Thirdly: The funding and sponsorship of research, professional associations and training materials by for-profit corporations are all forms of marketing. For IBFAN, partnering with Medela and other pump companies and their foundations would create an unacceptable conflict of interest.

6. Pumps are problematic to clean and use in emergency relief contexts.
The donation and uncontrolled distribution of pumps and related equipment is prohibited by the Operational Guidance on Infant Feeding in Emergencies (OG-IFE) v3.0 (2017).

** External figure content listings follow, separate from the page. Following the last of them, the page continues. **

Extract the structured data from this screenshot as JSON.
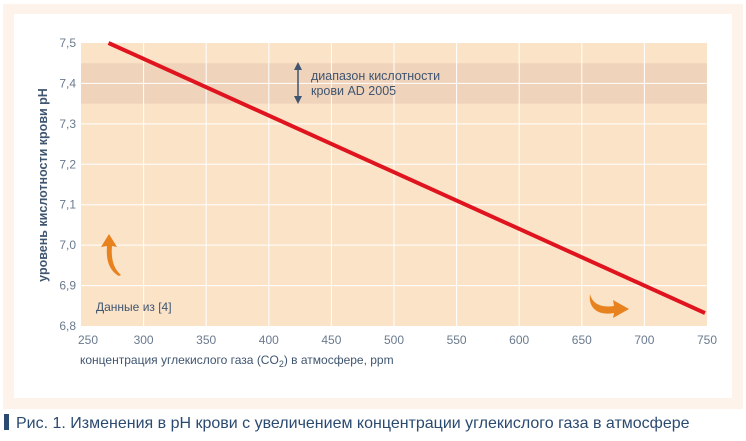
{
  "caption": "Рис. 1. Изменения в pH крови с увеличением концентрации углекислого газа в атмосфере",
  "colors": {
    "line": "#e0141e",
    "plot_bg": "#fbe3c8",
    "band": "#efd3bb",
    "arrow": "#e8821e",
    "text": "#3f5570",
    "caption": "#2b4a6f"
  },
  "chart_data": {
    "type": "line",
    "title": "",
    "xlabel_prefix": "концентрация углекислого газа (CO",
    "xlabel_sub": "2",
    "xlabel_suffix": ") в атмосфере, ppm",
    "ylabel": "уровень кислотности крови pH",
    "xlim": [
      250,
      750
    ],
    "ylim": [
      6.8,
      7.5
    ],
    "x_ticks": [
      "250",
      "300",
      "350",
      "400",
      "450",
      "500",
      "550",
      "600",
      "650",
      "700",
      "750"
    ],
    "y_ticks": [
      "6,8",
      "6,9",
      "7,0",
      "7,1",
      "7,2",
      "7,3",
      "7,4",
      "7,5"
    ],
    "grid": true,
    "series": [
      {
        "x": [
          272,
          753
        ],
        "y": [
          7.5,
          6.83
        ]
      }
    ],
    "band": {
      "y": [
        7.35,
        7.45
      ],
      "label_line1": "диапазон кислотности",
      "label_line2": "крови AD 2005"
    },
    "annotation": "Данные из [4]"
  }
}
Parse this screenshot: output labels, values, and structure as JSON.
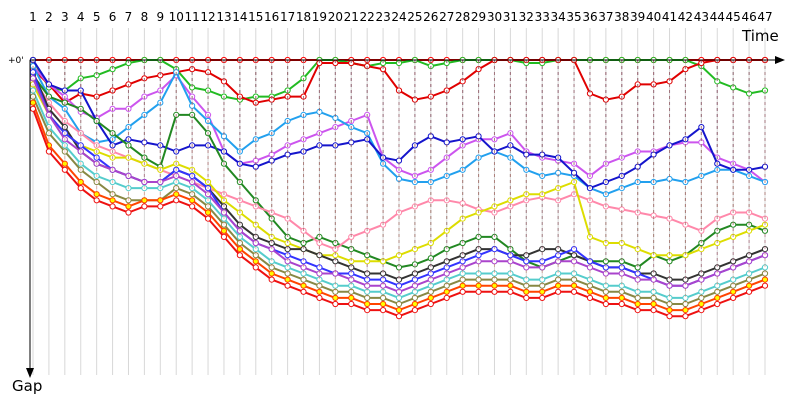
{
  "chart_data": {
    "type": "line",
    "x_axis_label": "Time",
    "y_axis_label": "Gap",
    "y_zero_label": "+0'",
    "x_ticks": [
      "1",
      "2",
      "3",
      "4",
      "5",
      "6",
      "7",
      "8",
      "9",
      "10",
      "11",
      "12",
      "13",
      "14",
      "15",
      "16",
      "17",
      "18",
      "19",
      "20",
      "21",
      "22",
      "23",
      "24",
      "25",
      "26",
      "27",
      "28",
      "29",
      "30",
      "31",
      "32",
      "33",
      "34",
      "35",
      "36",
      "37",
      "38",
      "39",
      "40",
      "41",
      "42",
      "43",
      "44",
      "45",
      "46",
      "47"
    ],
    "y_range": [
      0,
      100
    ],
    "laps": [
      1,
      2,
      3,
      4,
      5,
      6,
      7,
      8,
      9,
      10,
      11,
      12,
      13,
      14,
      15,
      16,
      17,
      18,
      19,
      20,
      21,
      22,
      23,
      24,
      25,
      26,
      27,
      28,
      29,
      30,
      31,
      32,
      33,
      34,
      35,
      36,
      37,
      38,
      39,
      40,
      41,
      42,
      43,
      44,
      45,
      46,
      47
    ],
    "series": [
      {
        "color": "#ff0000",
        "marker": "#ffffff",
        "values": [
          0,
          0,
          0,
          0,
          0,
          0,
          0,
          0,
          0,
          0,
          0,
          0,
          0,
          0,
          0,
          0,
          0,
          0,
          0,
          0,
          0,
          0,
          0,
          0,
          0,
          0,
          0,
          0,
          0,
          0,
          0,
          0,
          0,
          0,
          0,
          0,
          0,
          0,
          0,
          0,
          0,
          0,
          0,
          0,
          0,
          0,
          0
        ]
      },
      {
        "color": "#22bb22",
        "marker": "#ffffff",
        "values": [
          0,
          9,
          10,
          6,
          5,
          3,
          1,
          0,
          0,
          3,
          9,
          10,
          12,
          13,
          12,
          12,
          10,
          6,
          0,
          0,
          1,
          2,
          1,
          1,
          0,
          2,
          1,
          0,
          0,
          0,
          0,
          1,
          1,
          0,
          0,
          0,
          0,
          0,
          0,
          0,
          0,
          0,
          2,
          7,
          9,
          11,
          10
        ]
      },
      {
        "color": "#e00000",
        "marker": "#ffffff",
        "values": [
          3,
          8,
          14,
          11,
          12,
          10,
          8,
          6,
          5,
          4,
          3,
          4,
          7,
          12,
          14,
          13,
          12,
          12,
          1,
          1,
          1,
          2,
          3,
          10,
          13,
          12,
          10,
          7,
          3,
          0,
          0,
          0,
          0,
          0,
          0,
          11,
          13,
          12,
          8,
          8,
          7,
          3,
          1,
          0,
          0,
          0,
          0
        ]
      },
      {
        "color": "#cc55ee",
        "marker": "#ffffff",
        "values": [
          2,
          8,
          12,
          17,
          19,
          16,
          16,
          12,
          10,
          5,
          12,
          18,
          30,
          34,
          33,
          31,
          28,
          26,
          24,
          22,
          20,
          18,
          32,
          36,
          38,
          36,
          32,
          28,
          26,
          26,
          24,
          30,
          32,
          33,
          34,
          38,
          34,
          32,
          30,
          30,
          28,
          27,
          27,
          32,
          34,
          36,
          40
        ]
      },
      {
        "color": "#22a0ee",
        "marker": "#ffffff",
        "values": [
          2,
          12,
          16,
          24,
          27,
          26,
          22,
          18,
          14,
          4,
          15,
          20,
          25,
          30,
          26,
          24,
          20,
          18,
          17,
          19,
          22,
          24,
          34,
          39,
          40,
          40,
          38,
          36,
          32,
          30,
          32,
          36,
          38,
          37,
          38,
          42,
          44,
          42,
          40,
          40,
          39,
          40,
          38,
          36,
          36,
          38,
          40
        ]
      },
      {
        "color": "#1515cc",
        "marker": "#ffffff",
        "values": [
          0,
          8,
          10,
          10,
          20,
          28,
          26,
          27,
          28,
          30,
          28,
          28,
          30,
          34,
          35,
          33,
          31,
          30,
          28,
          28,
          27,
          26,
          32,
          33,
          28,
          25,
          27,
          26,
          25,
          30,
          28,
          31,
          31,
          32,
          37,
          42,
          40,
          38,
          35,
          31,
          28,
          26,
          22,
          34,
          36,
          36,
          35
        ]
      },
      {
        "color": "#228822",
        "marker": "#ffffff",
        "values": [
          5,
          12,
          14,
          16,
          20,
          24,
          28,
          32,
          35,
          18,
          18,
          24,
          34,
          40,
          46,
          52,
          58,
          60,
          58,
          60,
          62,
          64,
          66,
          68,
          67,
          65,
          62,
          60,
          58,
          58,
          62,
          66,
          68,
          66,
          64,
          66,
          66,
          66,
          68,
          64,
          66,
          64,
          60,
          56,
          54,
          54,
          56
        ]
      },
      {
        "color": "#ff88aa",
        "marker": "#ffffff",
        "values": [
          6,
          14,
          20,
          24,
          28,
          30,
          32,
          34,
          36,
          38,
          40,
          42,
          44,
          46,
          48,
          50,
          52,
          56,
          60,
          62,
          58,
          56,
          54,
          50,
          48,
          46,
          46,
          47,
          49,
          50,
          48,
          46,
          45,
          46,
          44,
          46,
          48,
          49,
          50,
          51,
          52,
          54,
          56,
          52,
          50,
          50,
          52
        ]
      },
      {
        "color": "#dddd00",
        "marker": "#ffffff",
        "values": [
          8,
          18,
          24,
          28,
          30,
          32,
          32,
          34,
          36,
          34,
          36,
          40,
          46,
          50,
          54,
          58,
          60,
          62,
          64,
          64,
          66,
          66,
          66,
          64,
          62,
          60,
          56,
          52,
          50,
          48,
          46,
          44,
          44,
          42,
          40,
          58,
          60,
          60,
          62,
          64,
          64,
          64,
          62,
          60,
          58,
          56,
          54
        ]
      },
      {
        "color": "#333333",
        "marker": "#ffffff",
        "values": [
          4,
          16,
          22,
          30,
          34,
          36,
          38,
          40,
          40,
          36,
          38,
          42,
          48,
          54,
          58,
          60,
          62,
          62,
          64,
          66,
          68,
          70,
          70,
          72,
          70,
          68,
          66,
          64,
          62,
          62,
          64,
          64,
          62,
          62,
          64,
          66,
          68,
          68,
          70,
          70,
          72,
          72,
          70,
          68,
          66,
          64,
          62
        ]
      },
      {
        "color": "#3333ff",
        "marker": "#ffffff",
        "values": [
          4,
          18,
          24,
          28,
          32,
          36,
          38,
          40,
          40,
          36,
          38,
          42,
          50,
          56,
          60,
          62,
          64,
          66,
          68,
          70,
          70,
          72,
          72,
          74,
          72,
          70,
          68,
          66,
          64,
          62,
          64,
          66,
          66,
          64,
          62,
          66,
          68,
          68,
          70,
          72,
          74,
          74,
          72,
          70,
          68,
          66,
          64
        ]
      },
      {
        "color": "#aa44cc",
        "marker": "#ffffff",
        "values": [
          6,
          18,
          26,
          30,
          34,
          36,
          38,
          40,
          40,
          38,
          40,
          44,
          50,
          56,
          60,
          62,
          66,
          68,
          70,
          70,
          72,
          74,
          74,
          76,
          74,
          72,
          70,
          68,
          66,
          66,
          66,
          68,
          68,
          66,
          66,
          68,
          70,
          70,
          72,
          72,
          74,
          74,
          72,
          70,
          68,
          66,
          64
        ]
      },
      {
        "color": "#55cccc",
        "marker": "#ffffff",
        "values": [
          10,
          22,
          28,
          34,
          38,
          40,
          42,
          42,
          42,
          40,
          42,
          46,
          52,
          58,
          62,
          66,
          68,
          70,
          72,
          74,
          74,
          76,
          76,
          78,
          76,
          74,
          72,
          70,
          70,
          70,
          70,
          72,
          72,
          70,
          70,
          72,
          74,
          74,
          76,
          76,
          78,
          78,
          76,
          74,
          72,
          70,
          68
        ]
      },
      {
        "color": "#888844",
        "marker": "#ffffff",
        "values": [
          12,
          24,
          30,
          36,
          40,
          44,
          46,
          46,
          46,
          42,
          44,
          48,
          54,
          60,
          64,
          68,
          70,
          72,
          74,
          76,
          76,
          78,
          78,
          80,
          78,
          76,
          74,
          72,
          72,
          72,
          72,
          74,
          74,
          72,
          72,
          74,
          76,
          76,
          78,
          78,
          80,
          80,
          78,
          76,
          74,
          72,
          70
        ]
      },
      {
        "color": "#ff4400",
        "marker": "#ffff00",
        "values": [
          14,
          28,
          34,
          40,
          44,
          46,
          48,
          46,
          46,
          44,
          46,
          50,
          56,
          62,
          66,
          70,
          72,
          74,
          76,
          78,
          78,
          80,
          80,
          82,
          80,
          78,
          76,
          74,
          74,
          74,
          74,
          76,
          76,
          74,
          74,
          76,
          78,
          78,
          80,
          80,
          82,
          82,
          80,
          78,
          76,
          74,
          72
        ]
      },
      {
        "color": "#ee1111",
        "marker": "#ffffff",
        "values": [
          16,
          30,
          36,
          42,
          46,
          48,
          50,
          48,
          48,
          46,
          48,
          52,
          58,
          64,
          68,
          72,
          74,
          76,
          78,
          80,
          80,
          82,
          82,
          84,
          82,
          80,
          78,
          76,
          76,
          76,
          76,
          78,
          78,
          76,
          76,
          78,
          80,
          80,
          82,
          82,
          84,
          84,
          82,
          80,
          78,
          76,
          74
        ]
      }
    ]
  }
}
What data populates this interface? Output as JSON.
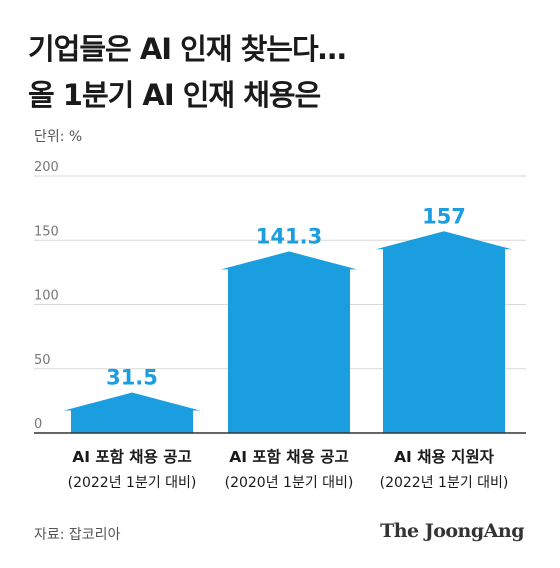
{
  "title_lines": [
    "기업들은 AI 인재 찾는다…",
    "올 1분기 AI 인재 채용은"
  ],
  "unit": "단위: %",
  "source": "자료: 잡코리아",
  "brand": "The JoongAng",
  "colors": {
    "bar": "#1a9ee0",
    "label": "#1a9ee0",
    "grid": "#d9d9d9",
    "axis": "#333333"
  },
  "chart_data": {
    "type": "bar",
    "title": "기업들은 AI 인재 찾는다… 올 1분기 AI 인재 채용은",
    "ylabel": "단위: %",
    "ylim": [
      0,
      200
    ],
    "yticks": [
      0,
      50,
      100,
      150,
      200
    ],
    "grid": true,
    "categories": [
      [
        "AI 포함 채용 공고",
        "(2022년 1분기 대비)"
      ],
      [
        "AI 포함 채용 공고",
        "(2020년 1분기 대비)"
      ],
      [
        "AI 채용 지원자",
        "(2022년 1분기 대비)"
      ]
    ],
    "values": [
      31.5,
      141.3,
      157
    ],
    "value_labels": [
      "31.5",
      "141.3",
      "157"
    ]
  }
}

7. The environmental impact.
Infant feeding devices and products and their packaging have inherent risks. Plastics and endocrine-disrupting chemicals increase the chemical burden of infants and young children, negatively affecting the babies’ immune, reproductive and endocrine systems.
Like any industrial product, the manufacturing of pumps leaves a carbon footprint that contributes to climate change. These problems and the chemical and plastic waste increase when pumps, bottles and teats are promoted without a real need.

8. Conclusion
IBFAN understands the funding problems being faced by our national and global partners who do so much to support and protect breastfeeding mothers. This note has been prepared in response to many requests to clarify IBFAN’s position.
In line with our funding policy, IBFAN does not seek or accept funds, donations, gifts or sponsorship from manufacturers or distributors (or their trusts or foundations) of infant and young child feeding and related products. IBFAN groups are also encouraged not to accept funding from any other for-profit companies.
The issue of whether to collaborate and attend conferences is complex and explained in our 2006 Guidance for IBFAN groups on participation in events sponsored fully or partially by companies with commercial interest in infant and young child feeding.

Footnotes

1. Switzerland Global Enterprise (S-GE) www.s-ge.com/en/company/medela-ag
2. https://www.medela.com/en/about-medela
3. Pay at the pump?: Problems with electric breast pumps. Social Science & Medicine
292 (2022) 114625 https://pubmed.ncbi.nlm.nih.gov/34891033/
4. Breast pump adverse events: reports to the food and drug administration
https://pubmed.ncbi.nlm.nih.gov/15886342/
5. www.thelancet.com/series/breastfeeding-2023
6. https://www.nature.com/articles/s41598-018-33519-3
7. https://llli.org/news/lactational-amenorrhea-fertility-birth-control-and-breastfeeding/
8. https://www.babymilkaction.org/archives/37896
9. www.ennonline.net/about/ife-core-group-history-and-intent
https://iycfehub.org


The International Baby Food Action Network (IBFAN) is a global coalition of over 300 civil society organisations that works to protect maternal, infant and young child health from commercial misinformation. The high mortality of bottle-fed babies the 1970s prompted shareholder actions, legal trials, consumer boycotts and a US Senate Hearing into the marketing activities of the baby food industry. A joint WHO/UNICEF meeting on infant and young child feeding in 1979 recommended an international code to regulate the marketing of baby feeding products. IBFAN has worked since then to help governments bring that Code into legislation to protect, support and promote breastfeeding and optimal complementary feeding.